CONSUMISMO E NECESSIDADES ARTIFICIAIS: IDEOLOGIA À SERVIÇO DA PRODUÇÃO DESTRUTIVA

            A crise estrutural pela qual passa o capital o obriga a desenvolver mecanismos que empurrem as contradições provocadas pela crise para o futuro. Entre esses mecanismos –econômicos e ideológicos –, para citar alguns, está a taxa de uso decrescente das mercadorias, que é a fabricação de produtos com uma vida útil menor (Meszáros), a cultura do consumismo e a criação de necessidades artificiais para as pessoas. Principalmente essas duas últimas medidas são acompanhadas de uma forte campanha publicitária.

            Para que haja produção – espaço privilegiado para a realização da mais-valia – é necessário haver o consumo. Ocorre que o desenvolvimento tecnológico possibilitou salto na produtividade, ou seja, produz-se muito e, se há constantemente uma alta produção, logo chegará a um limite porque não haverá mais ninguém para consumir. Como o capital resolve essa contradição? Um: produz-se bens com duração mais curta (você já deve ter ouvido falar que hoje as coisas duram menos) para que haja troca desses bens; dois: quando só essa medida não é suficiente passa a criar necessidades artificiais.

            O celular é um bom exemplo. Estima-se que já existem mais de 90 milhões de aparelhos no país. Massificado há 10 anos aproximadamente, foi a cada ano ou menos ganhando “novas” funções, como filmar, tirar foto, mapa para controlar filhos e tantas outras funções, ou seja, para que as pessoas troquem de aparelho (consumam) os fabricantes “inventam” todas essas coisas. Para tudo isso se realizar vem a propaganda relacionando esses produtos à alegria, à jovialidade, à elegância, como se ao adquirir aquele produto você se transformasse. Pode-se citar outras mercadorias, como o carro, por exemplo.

            Quanta matéria-prima (recursos naturais) gasta-se para produzir esses produtos que, sob uma administração consciente, não seriam necessários? E o que fazer com o lixo que é altamente danoso para a natureza? Pense em quantos produtos desnecessários há à nossa volta e quanto dano eles causam à natureza. Então a causa de tanta poluição e desequilíbrio ambiental é a produção massiva voltada para o lucro. Para o capital não interessa se destrói ou não, interessa se há lucro.

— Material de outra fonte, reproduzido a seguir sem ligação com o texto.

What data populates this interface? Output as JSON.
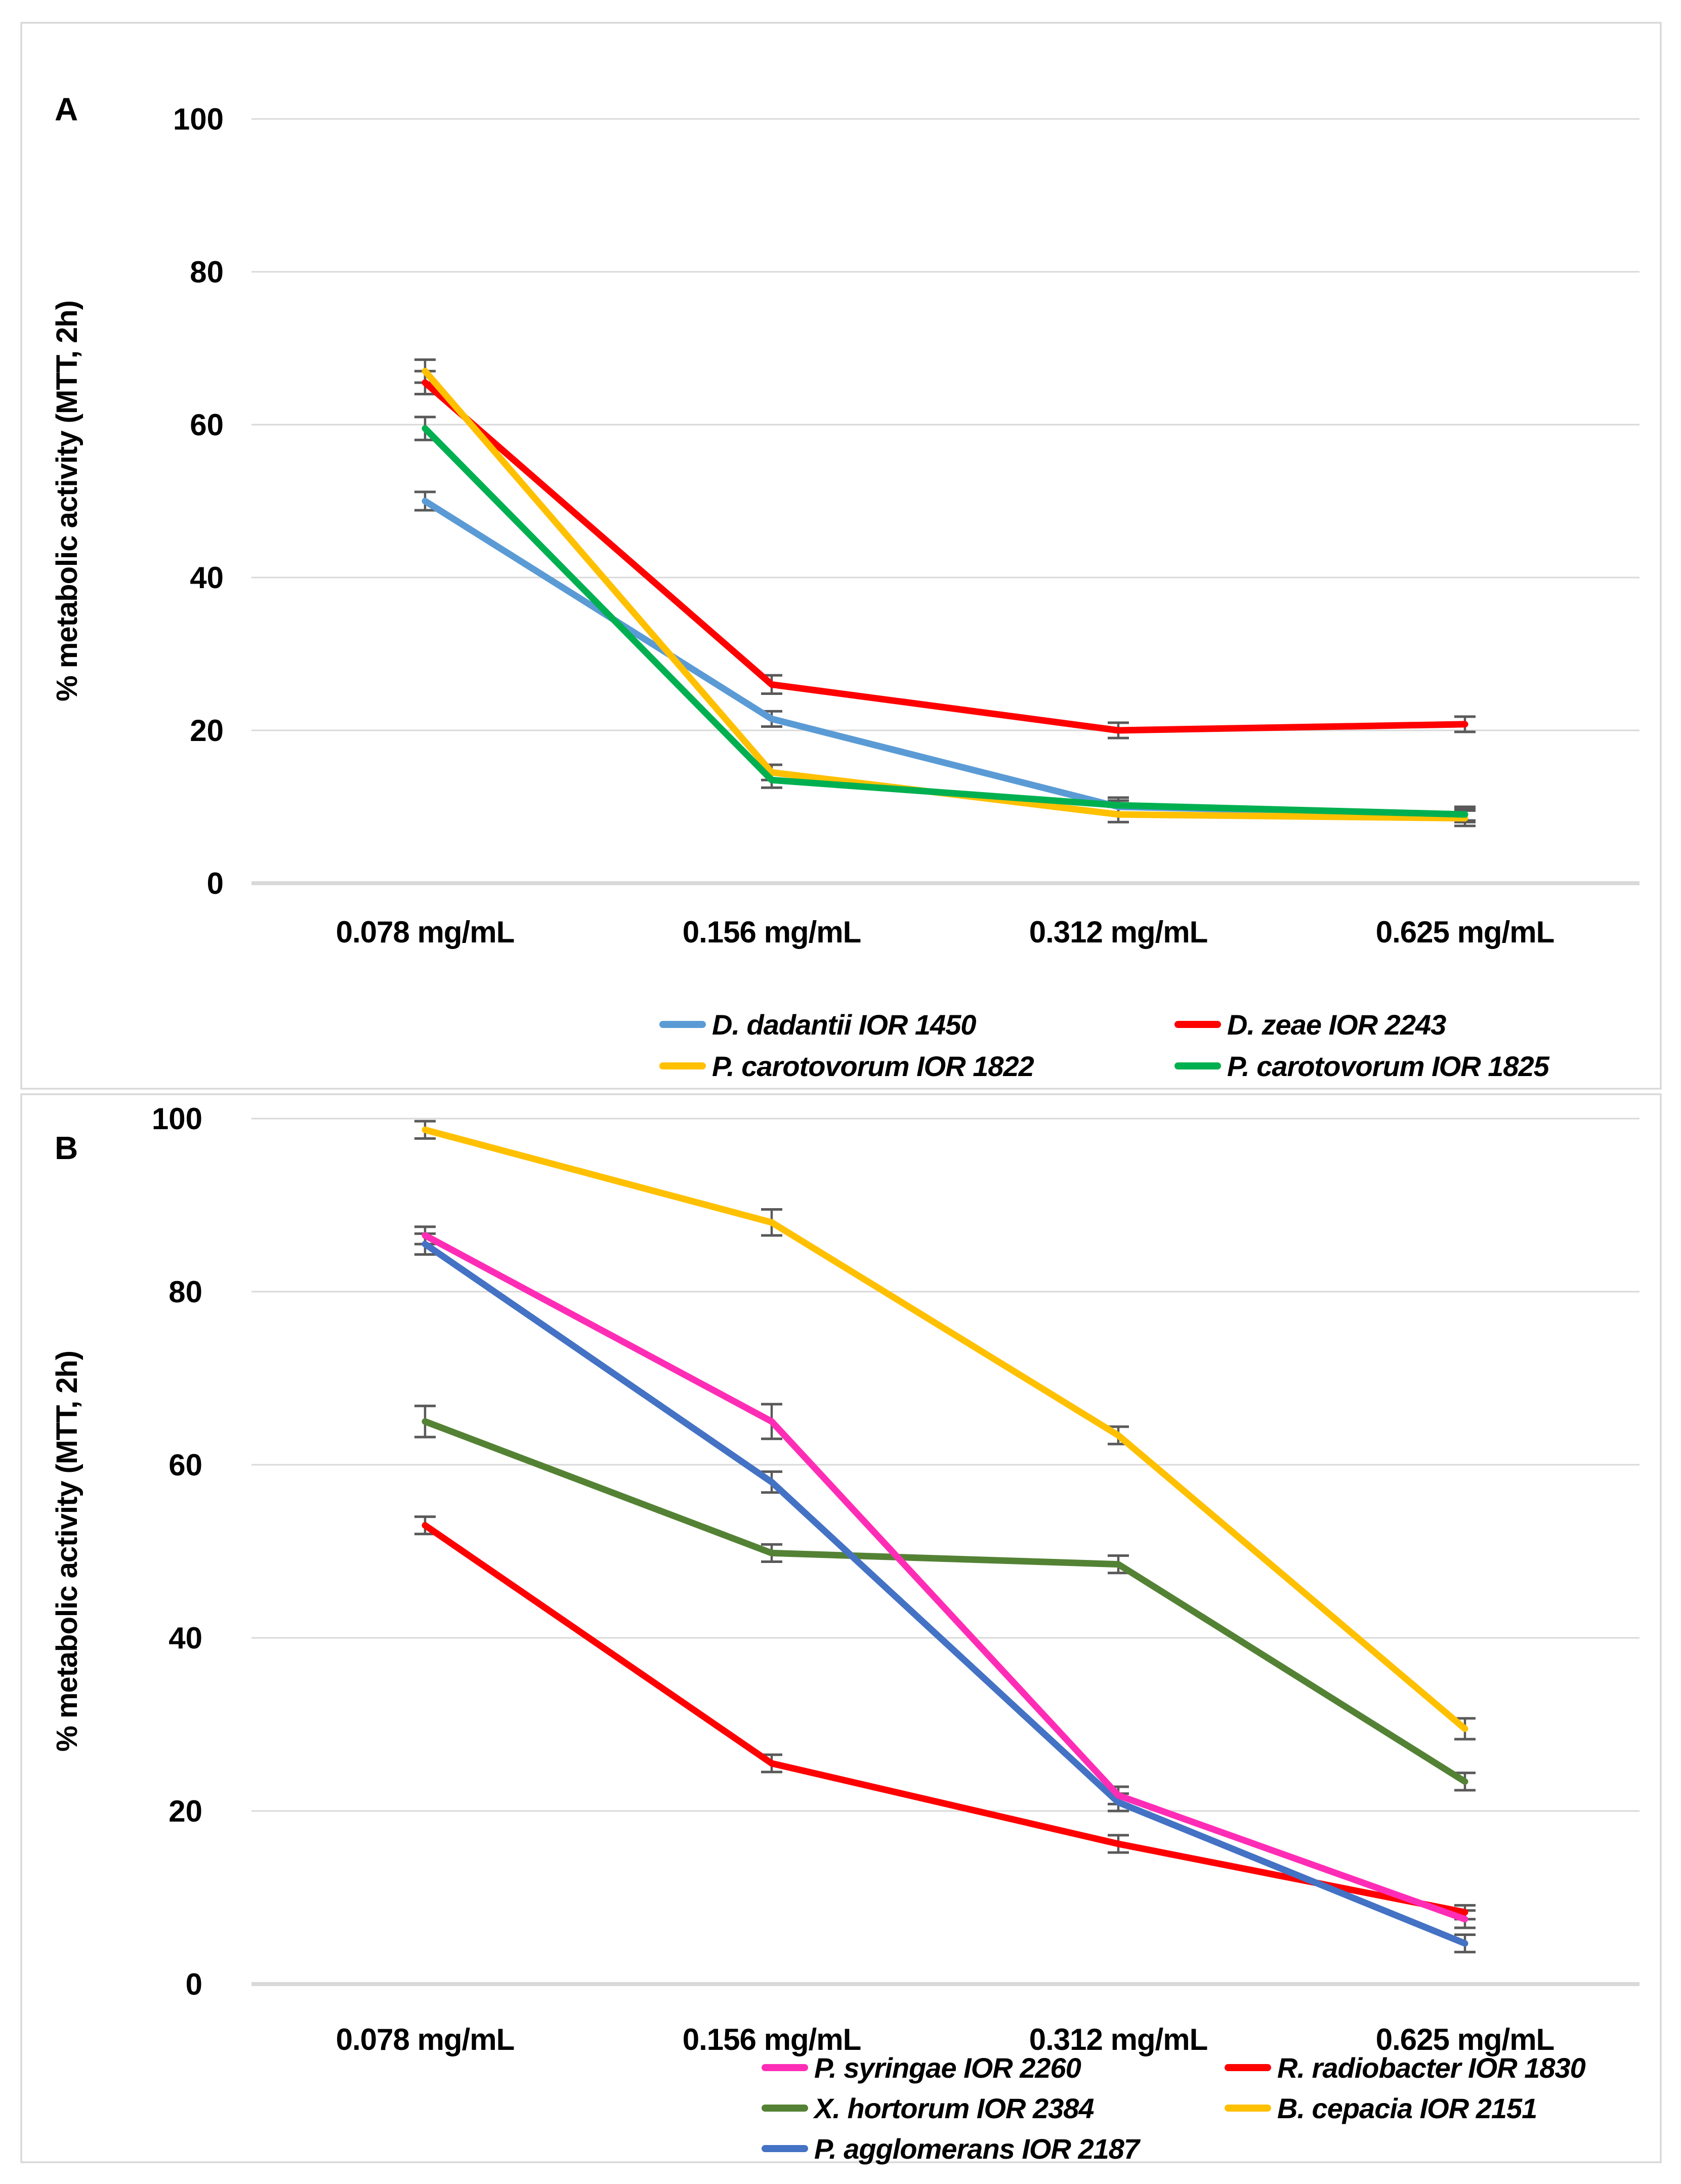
{
  "figure": {
    "background": "#FFFFFF",
    "frame_color": "#D9D9D9",
    "gridline_color": "#D9D9D9",
    "error_bar_color": "#595959",
    "panel_labels": [
      "A",
      "B"
    ]
  },
  "chart_data": [
    {
      "type": "line",
      "panel_label": "A",
      "title": "",
      "xlabel": "",
      "ylabel": "% metabolic activity (MTT, 2h)",
      "categories": [
        "0.078 mg/mL",
        "0.156 mg/mL",
        "0.312 mg/mL",
        "0.625 mg/mL"
      ],
      "ylim": [
        0,
        100
      ],
      "yticks": [
        0,
        20,
        40,
        60,
        80,
        100
      ],
      "grid": "horizontal",
      "legend_position": "bottom",
      "legend_columns": 2,
      "series": [
        {
          "name": "D. dadantii IOR 1450",
          "color": "#5B9BD5",
          "values": [
            50.0,
            21.5,
            10.0,
            9.0
          ],
          "errors": [
            1.2,
            1.0,
            0.8,
            0.8
          ],
          "z": 0
        },
        {
          "name": "D.  zeae IOR 2243",
          "color": "#FF0000",
          "values": [
            65.5,
            26.0,
            20.0,
            20.8
          ],
          "errors": [
            1.5,
            1.2,
            1.0,
            1.0
          ],
          "z": 1
        },
        {
          "name": "P. carotovorum IOR 1822",
          "color": "#FFC000",
          "values": [
            67.0,
            14.5,
            9.0,
            8.5
          ],
          "errors": [
            1.5,
            1.0,
            1.0,
            1.0
          ],
          "z": 2
        },
        {
          "name": "P. carotovorum IOR 1825",
          "color": "#00B050",
          "values": [
            59.5,
            13.5,
            10.2,
            9.0
          ],
          "errors": [
            1.5,
            1.0,
            1.0,
            1.0
          ],
          "z": 3
        }
      ]
    },
    {
      "type": "line",
      "panel_label": "B",
      "title": "",
      "xlabel": "",
      "ylabel": "% metabolic activity (MTT, 2h)",
      "categories": [
        "0.078 mg/mL",
        "0.156 mg/mL",
        "0.312 mg/mL",
        "0.625 mg/mL"
      ],
      "ylim": [
        0,
        100
      ],
      "yticks": [
        0,
        20,
        40,
        60,
        80,
        100
      ],
      "grid": "horizontal",
      "legend_position": "bottom",
      "legend_columns": 2,
      "series": [
        {
          "name": "P. syringae IOR 2260",
          "color": "#FF2DB6",
          "values": [
            86.5,
            65.0,
            21.8,
            7.5
          ],
          "errors": [
            1.0,
            2.0,
            1.0,
            1.0
          ],
          "z": 4
        },
        {
          "name": "R. radiobacter IOR 1830",
          "color": "#FF0000",
          "values": [
            53.0,
            25.5,
            16.2,
            8.3
          ],
          "errors": [
            1.0,
            1.0,
            1.0,
            0.8
          ],
          "z": 0
        },
        {
          "name": "X. hortorum IOR 2384",
          "color": "#548235",
          "values": [
            65.0,
            49.8,
            48.5,
            23.4
          ],
          "errors": [
            1.8,
            1.0,
            1.0,
            1.0
          ],
          "z": 1
        },
        {
          "name": "B. cepacia IOR 2151",
          "color": "#FFC000",
          "values": [
            98.7,
            88.0,
            63.4,
            29.5
          ],
          "errors": [
            1.0,
            1.5,
            1.0,
            1.2
          ],
          "z": 2
        },
        {
          "name": "P. agglomerans IOR 2187",
          "color": "#4472C4",
          "values": [
            85.5,
            58.0,
            21.0,
            4.7
          ],
          "errors": [
            1.2,
            1.2,
            1.0,
            1.0
          ],
          "z": 3
        }
      ]
    }
  ]
}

A vida não tem importância para o capital, a menos que seja fonte de lucro (como tráfico de órgãos humanos).

            Esses exemplos são provas de que o capital em cada ato traz consigo mais destruição. Imagine se metade da população da China e outra metade da Índia tivessem um carro, o que seria do planeta? Eis uma contradição fundamental para o capital e para a humanidade.

           

MUITO BLÁ, BLÁ E NADA DE PRÁTICO

            Para a burguesia estar se preocupando é porque a destruição está em um nível acima do crítico. O problema é que nós não temos acesso a todas as informações, uma vez que a burguesia nunca expõe os problemas na sua totalidade, liberando apenas aquilo que não tem mais como esconder. Mesmo do ponto de vista deles é necessário que se faça algo porque o que está em jogo não é só a nossa existência, mas também a deles.

            No fim de janeiro e início de fevereiro realizou-se a conferência da ONU que discutiu as mudanças do clima no planeta. Os relatórios falam de subida dos oceanos, buraco de ozônio, culpa o homem por esses problemas, etc. Não vimos responsabilização da produção capitalista (nem temos essa ilusão) e muito menos propostas concretas de solução. O motivo é óbvio: por ser uma organização à serviço do capital imperialista ela jamais atacará seu amo.

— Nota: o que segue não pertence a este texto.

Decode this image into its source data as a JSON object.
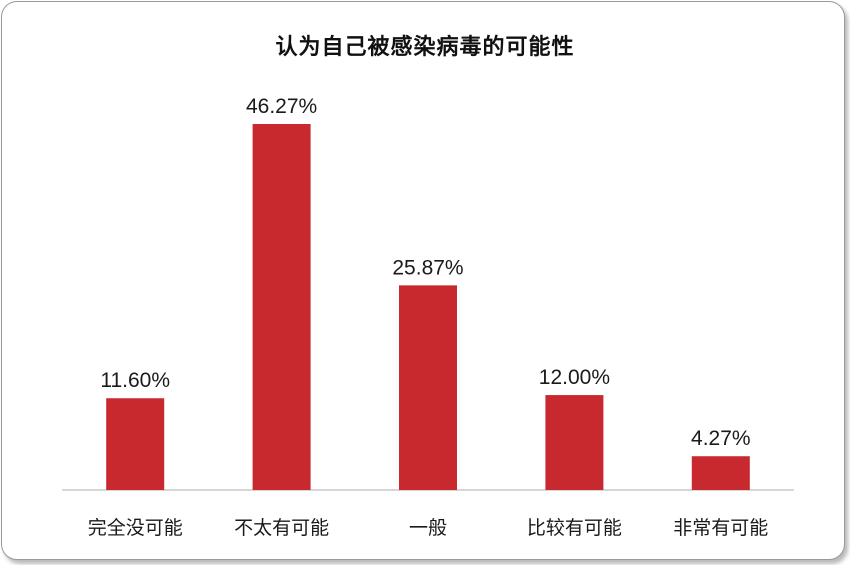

            As tímidas e ineficientes medidas – como o protocolo de Kyoto, que restringe a emissão de CO2 em 5%, quando seria necessário pelo menos 60% – não saem do papel também por conta da competição e dos interesses interimperialistas. Substituir a produção de energia baseada em combustíveis fósseis por outros tipos de energia significaria a falência de grandes monopólios e Estados que dependem desse tipo de negócio. Esse é só um de vários exemplos, mas poderíamos citar o caso das indústrias de papel que destroem os lençóis freáticos e as florestas com as imensas plantações de eucaliptos, ou ainda a monocultura na produção agrícola que devasta o ecossistema.

 

SÓ OS TRABALHADORES E A PRODUÇÃO SOCIALISTA PODEM SALVAR O MUNDO

            Para se contrapor e resistir ao processo destrutivo para o qual seu trabalho foi disponibilizado, é necessário o desenvolvimento de uma consciência anticapitalista e socialista que seja capaz de reorganizar a forma com que os homens produzem suas necessidades, com um domínio consciente sobre as forças da natureza, superando a oposição do homem à natureza que o capitalismo impôs.

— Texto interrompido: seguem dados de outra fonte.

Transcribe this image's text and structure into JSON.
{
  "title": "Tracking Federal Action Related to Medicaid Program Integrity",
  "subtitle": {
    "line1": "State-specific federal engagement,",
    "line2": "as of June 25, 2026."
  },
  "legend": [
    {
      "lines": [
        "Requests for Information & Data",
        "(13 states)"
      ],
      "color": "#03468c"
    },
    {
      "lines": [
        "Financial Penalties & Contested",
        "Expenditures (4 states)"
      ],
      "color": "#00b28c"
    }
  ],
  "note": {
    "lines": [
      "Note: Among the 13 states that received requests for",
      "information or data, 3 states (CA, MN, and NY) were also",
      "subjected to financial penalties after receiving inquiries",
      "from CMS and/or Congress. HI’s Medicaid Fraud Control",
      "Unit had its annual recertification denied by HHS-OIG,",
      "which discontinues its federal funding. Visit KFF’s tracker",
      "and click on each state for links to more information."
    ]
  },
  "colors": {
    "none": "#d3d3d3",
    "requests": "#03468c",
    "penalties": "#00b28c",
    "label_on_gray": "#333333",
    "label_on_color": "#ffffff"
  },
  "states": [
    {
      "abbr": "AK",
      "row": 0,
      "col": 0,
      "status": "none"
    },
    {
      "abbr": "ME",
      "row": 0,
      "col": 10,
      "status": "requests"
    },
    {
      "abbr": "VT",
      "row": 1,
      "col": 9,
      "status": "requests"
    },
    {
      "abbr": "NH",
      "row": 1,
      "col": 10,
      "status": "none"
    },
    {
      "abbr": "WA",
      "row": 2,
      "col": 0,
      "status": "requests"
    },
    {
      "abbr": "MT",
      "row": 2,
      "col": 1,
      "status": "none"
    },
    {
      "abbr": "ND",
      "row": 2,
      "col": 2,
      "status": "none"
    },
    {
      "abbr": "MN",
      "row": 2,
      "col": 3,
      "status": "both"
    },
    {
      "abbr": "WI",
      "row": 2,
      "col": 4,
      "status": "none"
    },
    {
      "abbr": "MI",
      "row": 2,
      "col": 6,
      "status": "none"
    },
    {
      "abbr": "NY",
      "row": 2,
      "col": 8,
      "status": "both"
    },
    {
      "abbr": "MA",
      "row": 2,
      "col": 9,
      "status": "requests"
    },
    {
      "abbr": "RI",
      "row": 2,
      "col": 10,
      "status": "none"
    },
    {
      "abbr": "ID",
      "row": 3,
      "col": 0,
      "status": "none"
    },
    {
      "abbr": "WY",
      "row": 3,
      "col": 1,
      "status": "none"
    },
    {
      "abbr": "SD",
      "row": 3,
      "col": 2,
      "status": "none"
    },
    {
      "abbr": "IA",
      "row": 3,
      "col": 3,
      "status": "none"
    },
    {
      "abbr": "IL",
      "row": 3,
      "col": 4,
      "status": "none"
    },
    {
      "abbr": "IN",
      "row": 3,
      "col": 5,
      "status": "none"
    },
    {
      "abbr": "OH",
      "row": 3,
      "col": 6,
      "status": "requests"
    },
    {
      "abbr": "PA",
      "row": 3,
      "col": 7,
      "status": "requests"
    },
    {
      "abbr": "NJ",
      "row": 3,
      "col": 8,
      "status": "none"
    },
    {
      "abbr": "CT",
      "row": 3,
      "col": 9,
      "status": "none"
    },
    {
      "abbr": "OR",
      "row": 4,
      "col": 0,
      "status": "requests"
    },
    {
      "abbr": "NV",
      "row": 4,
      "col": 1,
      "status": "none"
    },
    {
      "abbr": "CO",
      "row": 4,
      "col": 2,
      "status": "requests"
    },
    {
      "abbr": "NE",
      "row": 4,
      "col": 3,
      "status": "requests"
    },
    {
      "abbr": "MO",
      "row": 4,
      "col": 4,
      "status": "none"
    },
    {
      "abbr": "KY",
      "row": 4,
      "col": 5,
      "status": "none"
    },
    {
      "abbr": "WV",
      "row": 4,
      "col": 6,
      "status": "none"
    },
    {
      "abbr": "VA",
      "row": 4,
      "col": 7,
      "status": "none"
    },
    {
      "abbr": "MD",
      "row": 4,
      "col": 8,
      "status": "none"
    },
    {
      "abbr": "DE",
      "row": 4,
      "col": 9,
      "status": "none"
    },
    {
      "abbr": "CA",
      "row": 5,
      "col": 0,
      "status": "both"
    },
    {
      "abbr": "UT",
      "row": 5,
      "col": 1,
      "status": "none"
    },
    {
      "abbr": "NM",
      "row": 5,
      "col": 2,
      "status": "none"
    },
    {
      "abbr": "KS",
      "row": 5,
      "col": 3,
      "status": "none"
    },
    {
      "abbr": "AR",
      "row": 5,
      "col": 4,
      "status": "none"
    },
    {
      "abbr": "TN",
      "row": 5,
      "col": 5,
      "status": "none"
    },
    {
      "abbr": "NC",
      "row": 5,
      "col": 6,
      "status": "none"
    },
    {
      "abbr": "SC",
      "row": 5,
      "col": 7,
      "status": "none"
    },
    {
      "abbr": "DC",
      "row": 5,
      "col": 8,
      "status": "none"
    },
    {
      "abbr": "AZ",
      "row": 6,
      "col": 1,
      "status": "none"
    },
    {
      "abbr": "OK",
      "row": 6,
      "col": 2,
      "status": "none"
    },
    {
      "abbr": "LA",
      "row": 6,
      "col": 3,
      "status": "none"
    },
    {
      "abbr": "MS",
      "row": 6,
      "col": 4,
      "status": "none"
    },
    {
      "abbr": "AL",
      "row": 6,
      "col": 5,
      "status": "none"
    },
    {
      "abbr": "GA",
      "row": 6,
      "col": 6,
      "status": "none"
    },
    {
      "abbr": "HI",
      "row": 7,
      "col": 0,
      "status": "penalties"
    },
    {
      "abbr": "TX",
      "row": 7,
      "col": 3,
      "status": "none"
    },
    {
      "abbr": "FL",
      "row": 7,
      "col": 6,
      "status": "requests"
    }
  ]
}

            Uma produção sob controle dos trabalhadores vai decidir o que, como e para que produzir com base nas necessidades da coletividade. Se for mais importante produzir veículos com energias alternativas, menos poluente, e voltados para o transporte coletivo, é isso que se vai produzir. Se a produção de celulares significa uma ameaça para o meio ambiente, ele será substituído por outro sistema de comunicação. A apropriação e domínio da natureza de maneira consciente vão direcionar a produção para as necessidades vitais da sociedade. Enquanto houver risco de fome, produzir bens de primeira necessidade será a prioridade. Qualquer produção será considerada como uma totalidade de benefícios e males que pode provocar para o conjunto da sociedade: se pode poluir um rio ou não, se pode provocar um descontrole ambiental ou não.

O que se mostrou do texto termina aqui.